The sad story of Walter's death

Sinai Desert – February 16th 1916

During the past week our mail has been coming in dribs and drabs and at last I have received your letters – five of them – not too bad for me, also two from Bill, one from Dad, one each from Olive and the only man besides dad you've got left, also one parcel from the nips. Poor kiddies, why do you let them spend all their slender means on this unworthy object? It was just lovely to get it from them also two Ages, one “Ahrgoose” and Globe for all of which I thank you very much. Bill seems to be having a good time and I think he will always have a better and more comfortable billet than the foot slogging concern. I wish I had tried for some other department.

Yesterday our camel patrol got chased by an enemy patrol and so we had to turn out last night and post extra outpost groups, and in case anything happened, two of us had to stop out with them with a stretcher and bandages (and I took fine care to see that my gun was in good going order) but nothing turned up and I spent a sleepless and very cold night out in the bottom of a shallow trench and, instead of getting a bit of a spell today, have been putting up a huge meat safe constructed of sandbags and even now before tea, I can hardly keep my eyes open. The poor old stretcher bearers get put on everything going, and I never had less time to write or time to myself since I enlisted years ago.

Has Lester got over his music fit? He is starting young. If the flageolet is there still, let him have that. It is the same fingering as the whistle and will no be as shrill. I hope he did not mean the Sinai Desert when he was playing “The Land that was Fairer than Day”, for he would be a long way out of it. If anything it is a bit worse than the other place.

Fancy Wally Dettmer and Ted Matt being named. They have left me a long way behind. I will have to look slippy.

That was a very strange thing for the mail to turn up the way it did. I wrote several letters over again but I do not suppose that will matter very much.
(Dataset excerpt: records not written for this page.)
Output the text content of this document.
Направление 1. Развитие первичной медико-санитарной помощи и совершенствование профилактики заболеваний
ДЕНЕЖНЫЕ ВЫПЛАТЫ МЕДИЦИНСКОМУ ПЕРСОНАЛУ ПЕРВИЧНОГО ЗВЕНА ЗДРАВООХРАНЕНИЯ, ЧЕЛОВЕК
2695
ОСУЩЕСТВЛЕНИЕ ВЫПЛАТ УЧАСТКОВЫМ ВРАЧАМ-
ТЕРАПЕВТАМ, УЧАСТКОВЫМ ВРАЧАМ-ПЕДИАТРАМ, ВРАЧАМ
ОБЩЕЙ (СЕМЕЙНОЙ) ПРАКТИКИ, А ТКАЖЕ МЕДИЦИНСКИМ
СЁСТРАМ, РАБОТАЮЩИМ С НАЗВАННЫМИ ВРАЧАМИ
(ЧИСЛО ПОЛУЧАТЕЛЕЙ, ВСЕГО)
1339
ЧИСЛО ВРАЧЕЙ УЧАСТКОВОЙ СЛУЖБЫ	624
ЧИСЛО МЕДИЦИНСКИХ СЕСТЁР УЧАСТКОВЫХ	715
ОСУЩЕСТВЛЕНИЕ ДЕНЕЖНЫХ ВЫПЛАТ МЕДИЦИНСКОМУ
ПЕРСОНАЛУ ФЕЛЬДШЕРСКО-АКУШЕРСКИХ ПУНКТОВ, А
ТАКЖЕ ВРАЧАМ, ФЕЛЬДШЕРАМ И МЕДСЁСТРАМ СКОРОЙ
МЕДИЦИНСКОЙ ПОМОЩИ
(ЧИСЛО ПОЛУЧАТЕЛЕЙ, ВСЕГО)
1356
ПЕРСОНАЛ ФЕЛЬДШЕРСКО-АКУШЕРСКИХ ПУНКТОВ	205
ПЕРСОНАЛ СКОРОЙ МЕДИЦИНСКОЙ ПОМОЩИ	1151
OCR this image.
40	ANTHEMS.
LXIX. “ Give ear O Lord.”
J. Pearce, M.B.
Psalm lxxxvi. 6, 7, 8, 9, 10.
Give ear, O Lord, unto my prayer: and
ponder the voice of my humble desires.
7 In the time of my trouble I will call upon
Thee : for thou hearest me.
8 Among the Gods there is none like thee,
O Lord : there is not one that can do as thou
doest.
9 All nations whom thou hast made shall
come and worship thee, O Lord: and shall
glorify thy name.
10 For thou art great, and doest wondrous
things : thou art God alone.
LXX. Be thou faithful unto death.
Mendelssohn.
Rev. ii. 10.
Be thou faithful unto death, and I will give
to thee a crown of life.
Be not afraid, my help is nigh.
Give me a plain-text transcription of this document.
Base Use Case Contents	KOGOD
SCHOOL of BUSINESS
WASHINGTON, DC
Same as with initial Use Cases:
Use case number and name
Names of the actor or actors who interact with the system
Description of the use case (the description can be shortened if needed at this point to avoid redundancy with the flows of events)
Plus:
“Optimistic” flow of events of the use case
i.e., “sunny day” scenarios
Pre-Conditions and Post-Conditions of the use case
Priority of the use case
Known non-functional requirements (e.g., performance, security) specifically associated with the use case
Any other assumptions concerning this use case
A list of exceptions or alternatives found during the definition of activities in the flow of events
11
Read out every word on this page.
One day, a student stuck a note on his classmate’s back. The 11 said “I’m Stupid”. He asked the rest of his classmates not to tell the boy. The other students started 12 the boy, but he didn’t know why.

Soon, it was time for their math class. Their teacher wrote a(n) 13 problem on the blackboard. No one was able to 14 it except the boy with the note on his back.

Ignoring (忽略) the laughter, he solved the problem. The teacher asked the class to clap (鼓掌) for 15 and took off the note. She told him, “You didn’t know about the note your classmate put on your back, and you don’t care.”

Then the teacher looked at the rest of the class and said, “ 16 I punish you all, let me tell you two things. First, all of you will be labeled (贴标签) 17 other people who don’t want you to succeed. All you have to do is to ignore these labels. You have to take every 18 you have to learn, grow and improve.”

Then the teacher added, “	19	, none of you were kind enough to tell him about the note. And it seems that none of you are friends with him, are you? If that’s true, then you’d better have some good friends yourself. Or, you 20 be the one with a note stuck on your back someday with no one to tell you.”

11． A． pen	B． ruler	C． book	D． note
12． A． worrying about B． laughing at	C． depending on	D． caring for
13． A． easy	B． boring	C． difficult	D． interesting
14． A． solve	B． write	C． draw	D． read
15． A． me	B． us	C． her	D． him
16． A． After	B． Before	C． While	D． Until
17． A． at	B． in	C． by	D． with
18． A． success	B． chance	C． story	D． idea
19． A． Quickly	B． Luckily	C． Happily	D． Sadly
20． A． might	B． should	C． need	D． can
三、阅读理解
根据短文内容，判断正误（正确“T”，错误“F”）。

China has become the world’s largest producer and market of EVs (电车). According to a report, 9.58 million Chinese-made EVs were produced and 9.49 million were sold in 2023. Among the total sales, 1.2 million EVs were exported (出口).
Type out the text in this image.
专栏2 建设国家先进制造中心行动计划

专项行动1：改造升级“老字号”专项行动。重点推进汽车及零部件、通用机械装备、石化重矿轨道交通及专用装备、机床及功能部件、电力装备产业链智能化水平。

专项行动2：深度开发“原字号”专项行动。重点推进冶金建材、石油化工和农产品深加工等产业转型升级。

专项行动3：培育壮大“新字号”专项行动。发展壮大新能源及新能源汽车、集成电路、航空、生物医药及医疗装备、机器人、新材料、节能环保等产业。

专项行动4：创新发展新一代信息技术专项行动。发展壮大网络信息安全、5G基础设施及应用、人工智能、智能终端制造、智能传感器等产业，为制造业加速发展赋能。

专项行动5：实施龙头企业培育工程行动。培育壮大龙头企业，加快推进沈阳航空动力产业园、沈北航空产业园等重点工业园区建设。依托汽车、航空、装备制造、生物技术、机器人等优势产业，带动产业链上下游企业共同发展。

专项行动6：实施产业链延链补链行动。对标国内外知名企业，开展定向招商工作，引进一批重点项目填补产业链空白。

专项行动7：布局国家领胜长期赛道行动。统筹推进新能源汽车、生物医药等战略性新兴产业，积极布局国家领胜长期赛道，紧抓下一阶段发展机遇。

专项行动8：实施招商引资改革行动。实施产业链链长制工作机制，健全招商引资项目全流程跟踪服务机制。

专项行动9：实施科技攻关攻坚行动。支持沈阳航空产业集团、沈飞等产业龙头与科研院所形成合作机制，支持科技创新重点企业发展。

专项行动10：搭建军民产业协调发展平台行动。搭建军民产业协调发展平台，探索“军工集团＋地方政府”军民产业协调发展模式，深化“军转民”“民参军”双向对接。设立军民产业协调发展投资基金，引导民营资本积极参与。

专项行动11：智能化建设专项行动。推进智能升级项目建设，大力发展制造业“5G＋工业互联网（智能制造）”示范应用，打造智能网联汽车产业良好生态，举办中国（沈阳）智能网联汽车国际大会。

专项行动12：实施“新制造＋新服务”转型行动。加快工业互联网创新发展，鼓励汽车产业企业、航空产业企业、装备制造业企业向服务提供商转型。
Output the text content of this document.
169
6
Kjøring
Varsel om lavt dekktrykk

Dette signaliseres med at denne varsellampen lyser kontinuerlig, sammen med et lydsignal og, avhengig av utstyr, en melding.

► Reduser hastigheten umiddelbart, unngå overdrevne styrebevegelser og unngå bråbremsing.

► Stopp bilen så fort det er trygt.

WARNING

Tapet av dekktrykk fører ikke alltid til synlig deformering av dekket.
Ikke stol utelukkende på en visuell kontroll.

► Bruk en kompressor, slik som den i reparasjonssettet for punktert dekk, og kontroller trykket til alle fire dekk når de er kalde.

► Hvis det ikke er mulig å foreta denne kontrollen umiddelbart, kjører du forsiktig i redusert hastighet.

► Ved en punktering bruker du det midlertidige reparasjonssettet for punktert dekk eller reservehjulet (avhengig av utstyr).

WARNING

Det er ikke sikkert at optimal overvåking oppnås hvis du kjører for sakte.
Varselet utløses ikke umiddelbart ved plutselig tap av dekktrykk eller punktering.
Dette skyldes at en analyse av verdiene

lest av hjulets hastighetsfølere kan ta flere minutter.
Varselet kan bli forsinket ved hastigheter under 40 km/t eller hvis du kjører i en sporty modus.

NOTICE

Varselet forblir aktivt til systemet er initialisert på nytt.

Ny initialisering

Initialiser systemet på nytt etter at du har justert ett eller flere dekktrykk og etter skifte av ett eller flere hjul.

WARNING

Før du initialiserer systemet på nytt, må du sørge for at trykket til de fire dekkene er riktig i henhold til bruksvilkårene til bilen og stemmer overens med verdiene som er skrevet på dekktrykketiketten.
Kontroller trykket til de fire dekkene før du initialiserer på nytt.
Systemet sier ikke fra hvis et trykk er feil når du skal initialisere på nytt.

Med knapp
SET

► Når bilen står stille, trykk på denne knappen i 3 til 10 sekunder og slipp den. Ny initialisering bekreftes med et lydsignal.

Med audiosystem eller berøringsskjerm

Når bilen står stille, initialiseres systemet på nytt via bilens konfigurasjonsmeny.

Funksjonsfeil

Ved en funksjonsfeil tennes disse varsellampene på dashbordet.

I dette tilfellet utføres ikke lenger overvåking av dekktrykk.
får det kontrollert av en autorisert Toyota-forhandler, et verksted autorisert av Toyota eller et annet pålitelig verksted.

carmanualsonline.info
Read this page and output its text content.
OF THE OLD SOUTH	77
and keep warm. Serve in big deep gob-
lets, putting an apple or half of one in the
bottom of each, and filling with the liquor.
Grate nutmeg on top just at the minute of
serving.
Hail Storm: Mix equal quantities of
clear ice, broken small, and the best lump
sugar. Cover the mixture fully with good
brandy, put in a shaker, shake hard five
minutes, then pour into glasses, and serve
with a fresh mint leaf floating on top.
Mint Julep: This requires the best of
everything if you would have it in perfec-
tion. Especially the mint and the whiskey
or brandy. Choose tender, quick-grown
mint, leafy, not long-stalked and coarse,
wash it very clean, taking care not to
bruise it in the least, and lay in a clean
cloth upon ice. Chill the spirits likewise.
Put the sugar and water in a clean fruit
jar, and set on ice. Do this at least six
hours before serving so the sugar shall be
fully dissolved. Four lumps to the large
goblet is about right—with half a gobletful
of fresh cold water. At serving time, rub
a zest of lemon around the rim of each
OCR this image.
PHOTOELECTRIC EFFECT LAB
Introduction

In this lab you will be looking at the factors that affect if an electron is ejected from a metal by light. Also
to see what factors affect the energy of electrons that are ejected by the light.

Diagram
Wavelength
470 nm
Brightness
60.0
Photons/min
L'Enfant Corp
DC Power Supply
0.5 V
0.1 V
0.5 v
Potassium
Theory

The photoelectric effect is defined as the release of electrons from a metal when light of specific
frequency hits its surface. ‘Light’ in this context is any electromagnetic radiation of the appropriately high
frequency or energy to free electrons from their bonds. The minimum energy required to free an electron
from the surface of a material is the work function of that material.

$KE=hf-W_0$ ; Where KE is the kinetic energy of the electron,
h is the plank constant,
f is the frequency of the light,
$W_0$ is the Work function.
It was pretty rough about Ralph's cousin, Walter Hebbard, I was in Lone Pine to see him a couple of days before it happened and had a good old yarn to him and then on November 29th (I think), while the snow was on we got a terrific bombardment which later settled down on Lone Pine. At least they reserved all the big shells for them and kept us busy with the 75s and guns of like calibre. Well, he came out of that alright for I made enquiries and then, on the following morning when all was quiet, he took an observers place for a moment and was hardly there two minutes before a shell exploded in the trench. There is a bit of doubt as to what sort it was. The Corporal says it was a”shek bomb” (fair beggars they are too) but the men say it was a Hotchkiss shell. Anyhow, it blew one chaps foot off, injured another man and a small piece entered Wally's eye, no one though it was so serious and when they took him away he said “Good-bye, it might have been much worse” and he died a couple of days later. He was a fine fellow. I liked him very much. That is his photo on the trolley when we all went to the Nile Barrage. I saw quite a lot of him at Heliopolis and went out several times with him.

I posted home a couple of things from Gallipoli during the week, a few cartridges and things. I hope they get home safely. They are just are couple of odds and ends but I can get them fixed up into suitable souvenirs when I lob back.

I got my developed films back during the week and although I thought that I had schooled myself for failures, still I was very disappointed, but a few of them are not bad, and during the week I will perhaps have time to print a few.

Hoping all are well, your self in particular, I remain your loving son.

Ps I should have put S.A.G. on the parcel and it would be sure of getting home.